I downloaded the datasheet for the LM2596 switching converter. This document is on the TI website, but its author is National, which I find odd. The document tells all about how to design the circuit for this chip. I found the Application section and especially about the capacitors very informative. Also the inductor selection section. From what I read, the best way to reduce the ripple in the output is to put an inductor and another low ESR capacitor on the output, as I mentioned above.
I would like to have the power supply go down to zero volts, but I can’t do it simply with just a linear regulator or converter. I have some schematics for power supplies that go to 0 volts, but I think it’s cheaper and more effective to buy one already made. It cost me only $60 for a new Mastech 15 volt 3 amp power supply with a digital display. The disadvantage is that the Mastech weighs a dozen pounds and is too big to have close to the proto board.

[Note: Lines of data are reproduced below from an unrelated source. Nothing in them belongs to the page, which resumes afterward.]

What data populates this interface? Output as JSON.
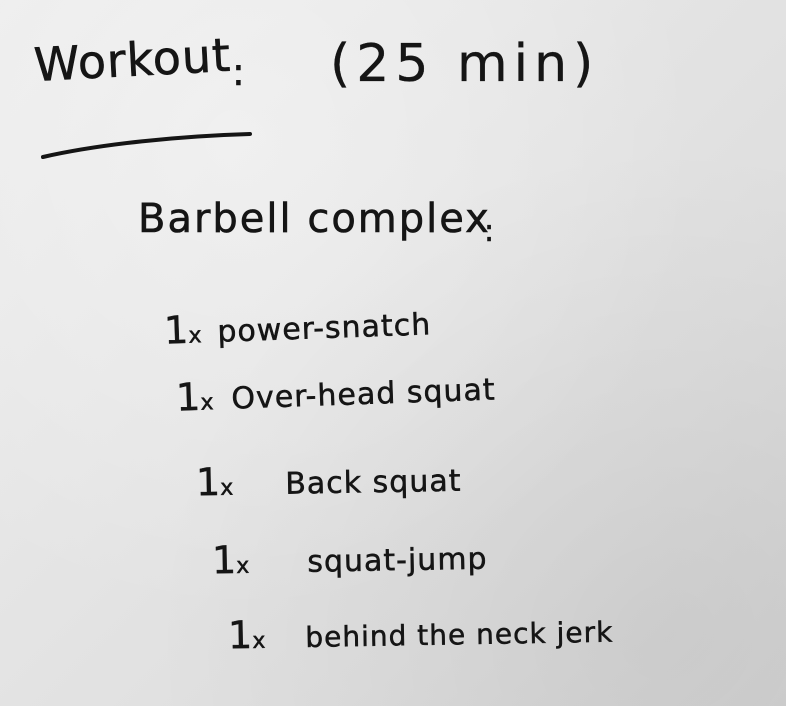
{
  "note": {
    "title": "Workout",
    "title_colon": ":",
    "duration": "(25 min)",
    "heading": "Barbell complex",
    "heading_colon": ":",
    "items": [
      {
        "qty": "1",
        "x": "x",
        "exercise": "power-snatch"
      },
      {
        "qty": "1",
        "x": "x",
        "exercise": "Over-head squat"
      },
      {
        "qty": "1",
        "x": "x",
        "exercise": "Back squat"
      },
      {
        "qty": "1",
        "x": "x",
        "exercise": "squat-jump"
      },
      {
        "qty": "1",
        "x": "x",
        "exercise": "behind the neck jerk"
      }
    ]
  },
  "colors": {
    "paper": "#e6e6e6",
    "ink": "#151515"
  }
}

The other thing QS showed was a digital voltmeter called a DPM of digital panel meter. The bright blue LED display really caught my eye, as did the two digits to the right of the decimal point. The Mastech has a cheap three digit red LED meter that can only give a single digit to the right of the decimal point, which makes it worthless for low voltages. That’s why just about everyone uses those cheap $4.00 Centech DMMs from Harbor Freight or wherever. I can read three digits to the right on the 2V range.
I have seen two types of DPMs, the kind that requires a separate isolated power supply or battery, and the kind that can use power from the same supply that it is measuring. I assume the one he has is the latter, it can run from the same supply it’s measuring. It has ‘only’ two digits to the right, not three like the Centech multimeters have. But then Centech meters are only accurate to about 1 percent, which means that the readings of the third digit to the right may not be accurate at all.